Academic background
- Education: Columbia University (BA); Harvard University (PhD);

Academic work
- Discipline: American studies
- Institutions: Temple University;

= Miles Orvell =

Professor of English and American studies

Miles Orvell is a professor of English and American studies at Temple University. He is the founding editor of the Encyclopedia of American Studies.

== Biography ==
Orvell received his B.A. from Columbia University and Ph.D. from Harvard University. He joined the faculty of Temple University in 1969.

Orvell has written on literary criticism and American cultural history with a specialization in visual culture. He has also written about the intersections between technology and culture as well as small-town life in America and its role in American culture and identity. From 2003 to 2011, he was the editor of the Encyclopedia of American Studies.

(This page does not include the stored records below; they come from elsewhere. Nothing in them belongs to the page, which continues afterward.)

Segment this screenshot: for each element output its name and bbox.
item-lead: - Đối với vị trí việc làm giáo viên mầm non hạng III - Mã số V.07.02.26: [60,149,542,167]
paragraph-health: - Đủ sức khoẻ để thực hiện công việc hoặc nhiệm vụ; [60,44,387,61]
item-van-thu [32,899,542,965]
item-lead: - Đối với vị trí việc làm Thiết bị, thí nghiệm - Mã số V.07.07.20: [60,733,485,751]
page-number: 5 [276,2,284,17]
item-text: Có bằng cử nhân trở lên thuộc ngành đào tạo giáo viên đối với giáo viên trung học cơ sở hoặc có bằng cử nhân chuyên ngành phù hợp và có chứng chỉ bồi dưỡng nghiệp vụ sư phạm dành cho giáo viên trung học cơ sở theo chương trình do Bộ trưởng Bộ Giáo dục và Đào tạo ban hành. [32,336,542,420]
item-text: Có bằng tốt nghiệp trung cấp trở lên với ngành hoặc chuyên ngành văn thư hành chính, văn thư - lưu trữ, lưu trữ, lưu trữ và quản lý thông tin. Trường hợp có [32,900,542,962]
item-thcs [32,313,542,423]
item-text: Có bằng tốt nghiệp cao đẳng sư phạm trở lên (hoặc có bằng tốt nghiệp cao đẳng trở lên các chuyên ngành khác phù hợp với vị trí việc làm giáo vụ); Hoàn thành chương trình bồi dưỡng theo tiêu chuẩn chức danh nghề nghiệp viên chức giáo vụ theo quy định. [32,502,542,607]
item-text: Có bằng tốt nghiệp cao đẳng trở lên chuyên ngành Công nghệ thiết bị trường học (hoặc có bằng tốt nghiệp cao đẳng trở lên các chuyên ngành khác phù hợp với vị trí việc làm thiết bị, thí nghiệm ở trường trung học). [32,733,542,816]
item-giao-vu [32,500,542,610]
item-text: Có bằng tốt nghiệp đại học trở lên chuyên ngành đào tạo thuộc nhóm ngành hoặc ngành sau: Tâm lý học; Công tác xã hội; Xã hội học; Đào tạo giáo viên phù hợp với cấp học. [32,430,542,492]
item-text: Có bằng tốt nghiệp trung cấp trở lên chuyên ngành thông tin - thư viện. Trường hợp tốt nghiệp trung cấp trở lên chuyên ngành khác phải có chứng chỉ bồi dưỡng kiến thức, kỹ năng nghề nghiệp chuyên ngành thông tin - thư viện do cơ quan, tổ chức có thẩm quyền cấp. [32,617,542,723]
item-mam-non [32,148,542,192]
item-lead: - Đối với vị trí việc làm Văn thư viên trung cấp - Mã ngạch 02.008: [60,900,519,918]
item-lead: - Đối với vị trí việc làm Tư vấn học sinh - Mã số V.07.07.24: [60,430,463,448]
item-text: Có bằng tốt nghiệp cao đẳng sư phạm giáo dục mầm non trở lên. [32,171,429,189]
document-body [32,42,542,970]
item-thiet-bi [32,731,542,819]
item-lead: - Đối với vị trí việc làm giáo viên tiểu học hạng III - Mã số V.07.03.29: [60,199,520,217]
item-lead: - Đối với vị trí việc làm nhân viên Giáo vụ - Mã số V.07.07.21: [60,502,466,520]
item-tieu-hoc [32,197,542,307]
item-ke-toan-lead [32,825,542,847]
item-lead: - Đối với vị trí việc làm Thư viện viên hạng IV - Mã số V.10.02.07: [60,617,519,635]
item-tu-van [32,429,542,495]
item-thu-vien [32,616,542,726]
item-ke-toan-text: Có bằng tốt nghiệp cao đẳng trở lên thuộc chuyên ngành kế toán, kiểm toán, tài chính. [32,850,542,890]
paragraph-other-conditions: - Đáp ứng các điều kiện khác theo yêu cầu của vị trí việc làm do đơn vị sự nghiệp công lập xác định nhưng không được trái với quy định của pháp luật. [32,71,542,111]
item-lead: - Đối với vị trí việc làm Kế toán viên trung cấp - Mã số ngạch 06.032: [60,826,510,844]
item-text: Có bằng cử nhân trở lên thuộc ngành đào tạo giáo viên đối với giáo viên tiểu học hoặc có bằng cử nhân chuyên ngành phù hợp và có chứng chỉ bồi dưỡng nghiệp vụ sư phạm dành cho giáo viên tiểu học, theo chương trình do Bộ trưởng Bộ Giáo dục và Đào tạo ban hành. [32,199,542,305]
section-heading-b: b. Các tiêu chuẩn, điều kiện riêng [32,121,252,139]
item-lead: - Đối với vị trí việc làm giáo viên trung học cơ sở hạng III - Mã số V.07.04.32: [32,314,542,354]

His book, The Real Thing, inspired British artist Holly Hendry's exhibition The Dump Is Full of Images at Yorkshire Sculpture Park in 2019.

== Bibliography ==

- Empire of Ruins: American Culture, Photography, and the Spectacle of Destruction (Oxford University Press, 2021)
- Photography in America (Oxford University Press, 2016)
- The Real Thing: Imitation and Authenticity in American Culture, 1880-1940. 25th Anniversary edition, 2014. (University of North Carolina Press)
- Rethinking the American City: An International Dialogue, co-edited with Klaus Benesch (University of Pennsylvania Press, 2013)
- The Death and Life of Main Street: Small Towns in American Memory, Space, and Community (University of North Carolina Press, 2012)
- John Vachon’s America, Photographs and Letters from the Depression to World War II (University of California Press, 2003)
- American Photography (Oxford History of Art Series, Oxford University Press, 2003)
- After the Machine: Visual Arts and the Erasing of Cultural Boundaries (University Press of Mississippi, 1995)
- Invisible Parade: The Fiction of Flannery O'Connor (Temple University Press, 1972). Reprinted, with a new preface, as Flannery O'Connor: An Introduction (University Press of Mississippi, Fall 1991)

== Awards ==
Orvell received the Bode-Pearson Prize from the American Studies Association for lifetime achievement in American studies.